Discuss compilation and runtime settings in best practices doc. (#7110)
Progress on https://github.com/google/iree/issues/7095
diff --git a/docs/developers/best_practices.md b/docs/developers/best_practices.md
index d3d9c91..8745b8a 100644
--- a/docs/developers/best_practices.md
+++ b/docs/developers/best_practices.md
@@ -45,19 +45,42 @@
## Practices for compilation settings
-TODO: mention parameters to tune
-
TODO: which compiler targets to use (try both CUDA and Vulkan?)
TODO: use the most specific LLVM target triple you can?
+### Tuning compilation heuristics
+
+IREE runs its own suite of benchmarks continuously using the definitions at
+https://github.com/google/iree/tree/main/benchmarks. The flags set for these
+benchmarks represent the latest manually tuned values for workloads we track
+closely and referencing them may help with your own search for peak performance.
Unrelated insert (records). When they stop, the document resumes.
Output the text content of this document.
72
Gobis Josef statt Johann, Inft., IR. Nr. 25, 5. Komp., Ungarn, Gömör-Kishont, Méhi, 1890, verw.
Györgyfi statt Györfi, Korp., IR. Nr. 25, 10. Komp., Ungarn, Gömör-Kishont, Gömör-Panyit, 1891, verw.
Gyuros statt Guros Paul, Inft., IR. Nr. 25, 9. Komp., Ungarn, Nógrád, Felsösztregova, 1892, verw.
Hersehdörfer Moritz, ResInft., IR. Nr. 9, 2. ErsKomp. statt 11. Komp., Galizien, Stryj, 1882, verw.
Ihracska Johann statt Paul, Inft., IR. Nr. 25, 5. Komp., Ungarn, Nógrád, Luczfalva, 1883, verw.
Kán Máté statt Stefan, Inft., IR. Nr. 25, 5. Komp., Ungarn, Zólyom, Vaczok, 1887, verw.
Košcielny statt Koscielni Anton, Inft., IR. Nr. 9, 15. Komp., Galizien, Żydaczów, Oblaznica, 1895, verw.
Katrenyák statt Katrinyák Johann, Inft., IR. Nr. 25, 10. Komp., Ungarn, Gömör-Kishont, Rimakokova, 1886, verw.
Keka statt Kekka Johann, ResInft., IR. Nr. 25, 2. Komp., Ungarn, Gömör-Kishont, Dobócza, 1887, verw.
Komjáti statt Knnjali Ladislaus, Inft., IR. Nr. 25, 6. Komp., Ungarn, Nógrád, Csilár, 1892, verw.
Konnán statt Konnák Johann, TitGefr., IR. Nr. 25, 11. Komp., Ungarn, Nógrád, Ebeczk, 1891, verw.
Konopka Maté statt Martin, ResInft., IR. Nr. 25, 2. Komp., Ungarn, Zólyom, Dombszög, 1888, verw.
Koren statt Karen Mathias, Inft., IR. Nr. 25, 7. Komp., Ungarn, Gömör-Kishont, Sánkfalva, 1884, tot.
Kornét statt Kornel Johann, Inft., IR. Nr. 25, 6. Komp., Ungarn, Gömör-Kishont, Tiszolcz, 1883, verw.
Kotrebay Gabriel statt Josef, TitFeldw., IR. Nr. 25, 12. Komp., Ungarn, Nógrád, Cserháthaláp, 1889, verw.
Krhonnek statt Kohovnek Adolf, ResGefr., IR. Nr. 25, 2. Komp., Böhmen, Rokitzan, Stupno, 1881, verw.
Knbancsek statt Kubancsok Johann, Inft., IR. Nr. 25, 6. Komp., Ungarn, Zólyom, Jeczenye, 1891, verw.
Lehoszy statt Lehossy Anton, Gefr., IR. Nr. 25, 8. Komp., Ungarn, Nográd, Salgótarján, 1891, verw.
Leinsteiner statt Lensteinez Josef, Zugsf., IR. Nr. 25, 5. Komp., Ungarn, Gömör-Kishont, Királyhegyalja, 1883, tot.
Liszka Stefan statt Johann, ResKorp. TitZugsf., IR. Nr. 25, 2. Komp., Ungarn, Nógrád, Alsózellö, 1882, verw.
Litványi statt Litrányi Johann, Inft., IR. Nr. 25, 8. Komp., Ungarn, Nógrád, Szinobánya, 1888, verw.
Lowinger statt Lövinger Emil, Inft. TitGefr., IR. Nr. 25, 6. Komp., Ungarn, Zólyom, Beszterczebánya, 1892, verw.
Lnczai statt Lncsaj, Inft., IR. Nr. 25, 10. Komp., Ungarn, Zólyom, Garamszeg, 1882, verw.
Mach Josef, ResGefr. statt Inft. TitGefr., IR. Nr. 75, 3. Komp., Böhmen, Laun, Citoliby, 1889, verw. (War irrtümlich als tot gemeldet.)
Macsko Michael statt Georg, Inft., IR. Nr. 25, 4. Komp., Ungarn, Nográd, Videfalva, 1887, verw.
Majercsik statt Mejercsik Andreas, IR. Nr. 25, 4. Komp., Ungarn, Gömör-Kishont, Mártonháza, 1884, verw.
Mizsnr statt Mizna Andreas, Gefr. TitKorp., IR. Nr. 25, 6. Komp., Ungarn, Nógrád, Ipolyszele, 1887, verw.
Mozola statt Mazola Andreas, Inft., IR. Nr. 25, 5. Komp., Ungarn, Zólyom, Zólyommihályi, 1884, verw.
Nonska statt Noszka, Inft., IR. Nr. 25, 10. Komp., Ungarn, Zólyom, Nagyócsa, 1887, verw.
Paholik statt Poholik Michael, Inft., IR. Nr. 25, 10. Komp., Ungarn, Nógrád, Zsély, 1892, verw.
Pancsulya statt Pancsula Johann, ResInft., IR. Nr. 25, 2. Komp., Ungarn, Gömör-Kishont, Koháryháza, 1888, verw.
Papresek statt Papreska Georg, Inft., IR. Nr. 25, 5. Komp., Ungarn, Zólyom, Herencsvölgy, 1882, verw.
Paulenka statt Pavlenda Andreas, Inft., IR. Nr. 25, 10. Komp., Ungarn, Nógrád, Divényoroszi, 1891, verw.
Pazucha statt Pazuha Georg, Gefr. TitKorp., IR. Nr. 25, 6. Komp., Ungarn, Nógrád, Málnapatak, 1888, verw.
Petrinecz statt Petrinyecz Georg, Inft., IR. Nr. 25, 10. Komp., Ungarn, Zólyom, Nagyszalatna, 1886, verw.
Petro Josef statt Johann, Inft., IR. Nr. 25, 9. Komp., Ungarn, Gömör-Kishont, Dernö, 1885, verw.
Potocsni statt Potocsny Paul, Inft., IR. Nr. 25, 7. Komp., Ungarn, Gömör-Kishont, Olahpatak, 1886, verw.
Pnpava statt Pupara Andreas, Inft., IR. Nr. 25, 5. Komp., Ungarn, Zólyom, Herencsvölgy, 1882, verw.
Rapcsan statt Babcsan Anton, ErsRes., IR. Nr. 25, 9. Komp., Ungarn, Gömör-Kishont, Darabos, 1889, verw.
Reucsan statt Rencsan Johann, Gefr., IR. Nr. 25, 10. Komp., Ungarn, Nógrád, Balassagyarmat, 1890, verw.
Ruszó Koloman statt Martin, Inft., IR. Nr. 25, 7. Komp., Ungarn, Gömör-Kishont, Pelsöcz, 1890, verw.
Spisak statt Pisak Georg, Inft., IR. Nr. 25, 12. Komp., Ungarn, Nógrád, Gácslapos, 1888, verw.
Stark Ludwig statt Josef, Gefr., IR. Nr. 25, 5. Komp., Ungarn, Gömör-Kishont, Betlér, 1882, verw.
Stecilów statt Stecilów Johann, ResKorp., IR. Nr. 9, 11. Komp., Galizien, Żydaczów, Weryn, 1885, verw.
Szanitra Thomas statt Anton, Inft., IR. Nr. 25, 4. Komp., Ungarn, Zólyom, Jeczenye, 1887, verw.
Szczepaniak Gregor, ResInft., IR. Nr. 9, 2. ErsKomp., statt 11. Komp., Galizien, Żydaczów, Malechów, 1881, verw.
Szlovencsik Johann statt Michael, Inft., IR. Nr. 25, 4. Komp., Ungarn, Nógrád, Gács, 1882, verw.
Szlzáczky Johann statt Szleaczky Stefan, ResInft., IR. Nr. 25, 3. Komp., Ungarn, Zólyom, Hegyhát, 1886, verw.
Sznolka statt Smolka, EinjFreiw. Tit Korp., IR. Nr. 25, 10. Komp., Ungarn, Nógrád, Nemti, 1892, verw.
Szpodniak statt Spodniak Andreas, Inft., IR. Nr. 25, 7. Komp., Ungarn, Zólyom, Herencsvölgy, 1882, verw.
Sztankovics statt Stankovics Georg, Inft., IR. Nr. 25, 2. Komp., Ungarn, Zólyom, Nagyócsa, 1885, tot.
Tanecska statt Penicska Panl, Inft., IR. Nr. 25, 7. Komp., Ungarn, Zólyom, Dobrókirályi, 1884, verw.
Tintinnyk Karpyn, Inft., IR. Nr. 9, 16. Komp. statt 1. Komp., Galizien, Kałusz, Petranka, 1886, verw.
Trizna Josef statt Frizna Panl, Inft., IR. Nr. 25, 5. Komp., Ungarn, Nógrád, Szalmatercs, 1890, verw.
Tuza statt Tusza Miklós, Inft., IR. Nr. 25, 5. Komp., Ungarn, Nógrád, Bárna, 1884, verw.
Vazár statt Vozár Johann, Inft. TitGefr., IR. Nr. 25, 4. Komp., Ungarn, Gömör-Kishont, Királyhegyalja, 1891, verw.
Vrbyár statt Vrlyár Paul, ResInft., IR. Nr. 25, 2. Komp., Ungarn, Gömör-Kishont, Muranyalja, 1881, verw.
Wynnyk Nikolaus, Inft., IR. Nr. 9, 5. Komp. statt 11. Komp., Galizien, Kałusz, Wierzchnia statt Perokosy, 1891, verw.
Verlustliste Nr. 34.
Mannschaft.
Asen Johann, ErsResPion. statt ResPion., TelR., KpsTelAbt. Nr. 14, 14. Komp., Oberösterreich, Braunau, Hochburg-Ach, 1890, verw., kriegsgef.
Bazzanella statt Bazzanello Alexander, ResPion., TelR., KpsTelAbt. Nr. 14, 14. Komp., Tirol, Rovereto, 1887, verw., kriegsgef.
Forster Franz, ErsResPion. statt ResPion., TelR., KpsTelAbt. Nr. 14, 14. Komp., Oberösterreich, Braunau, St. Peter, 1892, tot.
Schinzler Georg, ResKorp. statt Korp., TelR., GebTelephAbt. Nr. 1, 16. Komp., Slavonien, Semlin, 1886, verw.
+You can use these flags in your own explorations, but note that as compiler
+performance matures, the existing flags will gradually be replaced with
+attributes for autotuning or command line options for experimental features.
+
## Practices for runtime use
+TODO: sample code, profile numbers
+
+### Tuning runtime settings
+
+When running on the CPU, the task system flags specified in
+[iree/task/api.c](https://github.com/google/iree/blob/main/iree/task/api.c)
+give control over how worker threads will be created. For example, the
+`--task_topology_group_count=3` flag can be set to explicitly run on three
+workers rather than rely on heuristic selection that defaults to one worker
+per detected physical core.
+
+If running on a single thread or system with no threading support, the
+`dylib-sync` HAL driver can be used instead of the more generic `dylib` HAL
+driver. The synchronous driver performs execution inline rather than through
+IREE's task scheduling system.
+
### Do the minimum amount of work: cache queries and reuse buffers
-Try to front-load queries, particularly queries using strings that look up into
-maps like `iree_runtime_session_call_by_name`, so that hot sections of code are
-doing the minimum amount of work: routing inputs through buffers, scheduling
-runtime calls, and routing outputs through other buffers.
-
-TODO: sample code, profile numbers
+When using IREE's runtime libraries, try to front-load queries, particularly
+queries using strings that look up into maps like
+`iree_runtime_session_call_by_name`, so that hot sections of code are doing the
+minimum amount of work: routing inputs through buffers, scheduling runtime
+calls, and routing outputs through other buffers.